© JUNGE FREIHEIT Verlag GmbH & Co. KG www.jungefreiheit.de 44/19 / 25. Oktober 2019

Knapp daneben
Siegeszug des Rechtsstaats
Karl Heinzen

Wie lange dürfen Bäckereien am Sonntag Brötchen verkaufen? Diese Rechtsfrage hat der Bundesgerichtshof in seinem Urteil mit dem schönen Aktenzeichen I ZR 44/19 nun zumindest ansatzweise beantwortet. Kann der Kunde sich in dem Geschäft auch mit einem Kännchen Kaffee oder anderen Köstlichkeiten bewirten lassen, gilt es als Bäckereicafé. Als solches unterliegt es nicht länger der Ladenschlußgesetzgebung, sondern dem Gaststättenrecht mit seinen erheblich flexibleren Öffnungszeiten.

Den Anstoß für das Verfahren hatte die „Zentrale zur Bekämpfung unlauteren Wettbewerbs“ gegeben, der es eine Herzensangelegenheit ist, die Rechtsordnung im Zweifelsfall auch gegen die Alltagsinteressen der Bürger durchzusetzen, sofern sie aus lauter Bequemlichkeit unfairen Anbietern auf den Leim gehen. 

Die Richter haben die Chance verpaßt, festzulegen, wie lange die Schlange maximal sein darf. 

In diesem Fall kam offenbar sogar ein Lockspitzel zum Einsatz, der in einer Münchner Bäckerei an Pfingsten 2017 außerhalb der durch das bayerische Ladenschlußgesetz vorgegebenen Öffnungszeit eine Brezel und zwei Krusti erwarb.
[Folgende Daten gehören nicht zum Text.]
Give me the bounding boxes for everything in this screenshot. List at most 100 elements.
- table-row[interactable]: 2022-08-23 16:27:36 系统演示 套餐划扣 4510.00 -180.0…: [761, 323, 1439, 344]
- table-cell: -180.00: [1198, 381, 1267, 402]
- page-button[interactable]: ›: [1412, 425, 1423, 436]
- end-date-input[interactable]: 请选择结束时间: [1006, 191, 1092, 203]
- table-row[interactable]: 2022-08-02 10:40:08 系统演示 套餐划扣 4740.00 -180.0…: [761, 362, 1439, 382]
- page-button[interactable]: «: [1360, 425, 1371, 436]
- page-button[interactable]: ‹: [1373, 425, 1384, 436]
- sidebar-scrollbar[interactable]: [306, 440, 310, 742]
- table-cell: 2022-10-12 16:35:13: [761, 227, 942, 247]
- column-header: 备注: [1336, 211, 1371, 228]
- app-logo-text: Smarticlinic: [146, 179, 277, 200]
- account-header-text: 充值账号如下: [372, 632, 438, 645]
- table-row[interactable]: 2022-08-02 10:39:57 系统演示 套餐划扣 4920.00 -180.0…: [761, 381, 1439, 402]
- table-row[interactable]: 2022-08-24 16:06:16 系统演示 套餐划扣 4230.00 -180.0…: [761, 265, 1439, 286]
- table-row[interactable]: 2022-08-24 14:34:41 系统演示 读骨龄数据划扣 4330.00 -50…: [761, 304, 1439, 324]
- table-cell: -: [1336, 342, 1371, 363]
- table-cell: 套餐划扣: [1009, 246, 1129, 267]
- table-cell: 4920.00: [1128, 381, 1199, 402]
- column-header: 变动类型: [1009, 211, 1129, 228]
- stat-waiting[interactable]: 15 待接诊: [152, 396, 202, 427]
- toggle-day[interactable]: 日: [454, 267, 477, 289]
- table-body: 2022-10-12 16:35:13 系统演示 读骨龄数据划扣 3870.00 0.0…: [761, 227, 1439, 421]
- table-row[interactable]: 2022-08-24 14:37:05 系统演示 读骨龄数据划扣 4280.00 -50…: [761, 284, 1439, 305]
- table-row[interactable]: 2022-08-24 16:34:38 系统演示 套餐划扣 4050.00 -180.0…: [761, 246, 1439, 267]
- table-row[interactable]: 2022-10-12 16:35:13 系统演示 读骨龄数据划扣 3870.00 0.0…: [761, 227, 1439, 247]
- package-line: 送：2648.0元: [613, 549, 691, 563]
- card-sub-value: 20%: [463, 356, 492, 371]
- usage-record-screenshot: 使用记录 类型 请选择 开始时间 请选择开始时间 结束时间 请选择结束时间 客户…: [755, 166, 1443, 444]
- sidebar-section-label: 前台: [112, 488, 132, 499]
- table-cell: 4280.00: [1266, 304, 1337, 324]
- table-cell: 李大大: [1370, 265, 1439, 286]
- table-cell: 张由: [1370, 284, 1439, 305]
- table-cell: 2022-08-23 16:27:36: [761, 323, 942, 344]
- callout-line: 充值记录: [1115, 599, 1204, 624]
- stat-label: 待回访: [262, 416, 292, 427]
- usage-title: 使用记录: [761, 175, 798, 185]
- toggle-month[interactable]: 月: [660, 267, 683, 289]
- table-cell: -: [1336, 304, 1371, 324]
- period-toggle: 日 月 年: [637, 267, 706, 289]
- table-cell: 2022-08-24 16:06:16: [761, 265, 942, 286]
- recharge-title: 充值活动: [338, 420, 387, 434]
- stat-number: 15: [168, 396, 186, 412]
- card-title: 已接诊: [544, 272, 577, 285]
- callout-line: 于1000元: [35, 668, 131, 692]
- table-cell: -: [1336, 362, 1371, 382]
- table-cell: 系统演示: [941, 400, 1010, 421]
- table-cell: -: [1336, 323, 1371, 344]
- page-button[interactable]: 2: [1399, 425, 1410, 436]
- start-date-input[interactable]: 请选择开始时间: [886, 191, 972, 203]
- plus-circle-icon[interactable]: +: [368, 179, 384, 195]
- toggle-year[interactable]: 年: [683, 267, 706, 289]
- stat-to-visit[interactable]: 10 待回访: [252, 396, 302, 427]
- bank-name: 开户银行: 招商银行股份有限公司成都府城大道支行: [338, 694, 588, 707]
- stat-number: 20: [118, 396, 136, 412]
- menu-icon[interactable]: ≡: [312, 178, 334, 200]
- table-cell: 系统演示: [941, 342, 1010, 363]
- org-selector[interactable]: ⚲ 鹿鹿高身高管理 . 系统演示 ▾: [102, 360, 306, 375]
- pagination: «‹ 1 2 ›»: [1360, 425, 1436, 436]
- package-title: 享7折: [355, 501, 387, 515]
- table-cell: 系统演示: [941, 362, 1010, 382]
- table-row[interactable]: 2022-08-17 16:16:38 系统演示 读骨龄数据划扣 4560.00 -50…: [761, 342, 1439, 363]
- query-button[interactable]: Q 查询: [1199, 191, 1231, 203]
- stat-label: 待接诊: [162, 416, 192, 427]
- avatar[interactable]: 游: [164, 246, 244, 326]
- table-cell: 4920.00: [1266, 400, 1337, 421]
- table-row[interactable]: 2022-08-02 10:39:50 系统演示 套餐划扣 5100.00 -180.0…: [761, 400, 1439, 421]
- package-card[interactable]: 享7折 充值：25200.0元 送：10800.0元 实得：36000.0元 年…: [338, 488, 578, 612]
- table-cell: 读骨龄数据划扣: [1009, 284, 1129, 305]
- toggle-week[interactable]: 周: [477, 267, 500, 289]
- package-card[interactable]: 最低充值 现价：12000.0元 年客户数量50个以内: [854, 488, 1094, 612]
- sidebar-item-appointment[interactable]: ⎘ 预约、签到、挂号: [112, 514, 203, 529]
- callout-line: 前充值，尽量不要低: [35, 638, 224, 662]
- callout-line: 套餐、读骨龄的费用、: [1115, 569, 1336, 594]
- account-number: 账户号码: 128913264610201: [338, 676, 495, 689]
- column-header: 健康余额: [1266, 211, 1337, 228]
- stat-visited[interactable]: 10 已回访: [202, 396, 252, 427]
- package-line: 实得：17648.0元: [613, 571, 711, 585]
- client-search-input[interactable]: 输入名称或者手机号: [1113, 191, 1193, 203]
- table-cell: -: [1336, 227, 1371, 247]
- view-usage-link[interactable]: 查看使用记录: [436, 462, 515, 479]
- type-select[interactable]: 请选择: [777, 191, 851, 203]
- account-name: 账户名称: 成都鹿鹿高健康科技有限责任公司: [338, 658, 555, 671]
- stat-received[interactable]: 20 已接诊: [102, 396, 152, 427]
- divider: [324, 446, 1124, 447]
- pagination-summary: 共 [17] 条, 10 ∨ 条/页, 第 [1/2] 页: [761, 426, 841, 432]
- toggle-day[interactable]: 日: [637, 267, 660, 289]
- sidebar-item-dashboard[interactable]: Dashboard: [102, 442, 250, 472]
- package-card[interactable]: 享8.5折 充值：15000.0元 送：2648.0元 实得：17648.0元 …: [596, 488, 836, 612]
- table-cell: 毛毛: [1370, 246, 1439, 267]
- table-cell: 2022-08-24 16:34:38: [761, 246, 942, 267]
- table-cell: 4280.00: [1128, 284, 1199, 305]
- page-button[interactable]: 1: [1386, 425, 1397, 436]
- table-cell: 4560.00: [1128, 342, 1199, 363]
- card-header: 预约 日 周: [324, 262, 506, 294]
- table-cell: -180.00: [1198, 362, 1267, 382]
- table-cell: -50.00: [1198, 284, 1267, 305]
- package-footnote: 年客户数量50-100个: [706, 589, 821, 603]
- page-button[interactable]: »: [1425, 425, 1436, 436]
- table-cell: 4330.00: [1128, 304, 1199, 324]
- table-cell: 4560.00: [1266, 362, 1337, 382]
Zweieinhalb Jahre nach diesem brisanten Vorfall dürfen sich die Wettbewerbsschützer zwar nicht in seiner juristischen Bewertung bestätigt sehen. Der Rechtsstaat hat dennoch wieder einmal einen Sieg davongetragen. Allerdings sind wir immer noch weit von seiner vollständigen Durchsetzung entfernt. Solange es im Zusammenleben der Menschen Bereiche gibt, die noch nicht vollständig durch das Gesetz geregelt sind, geht die Angst um, der Willkür anderer schutzlos ausgeliefert zu sein. Insofern hat der Bundesgerichtshof die Chance vertan, den Menschen noch mehr Sicherheit zu bieten. Hätte er etwa endlich festgelegt, wie lange die Schlange an der Theke zu welcher Uhrzeit maximal sein darf und daß die gesamte Produktpalette stets verfügbar zu halten ist, könnten die Menschen ihren Sonntagmorgen viel entspannter genießen, weil sie nicht mehr befürchten müßten, endlos anzustehen, um dann gesagt zu bekommen, daß die Croissants ausverkauft sind. Wir dürfen uns aber trösten: Auch dazu wird es sicher irgendwann einmal ein Grundsatzurteil des Bundesgerichtshofes geben.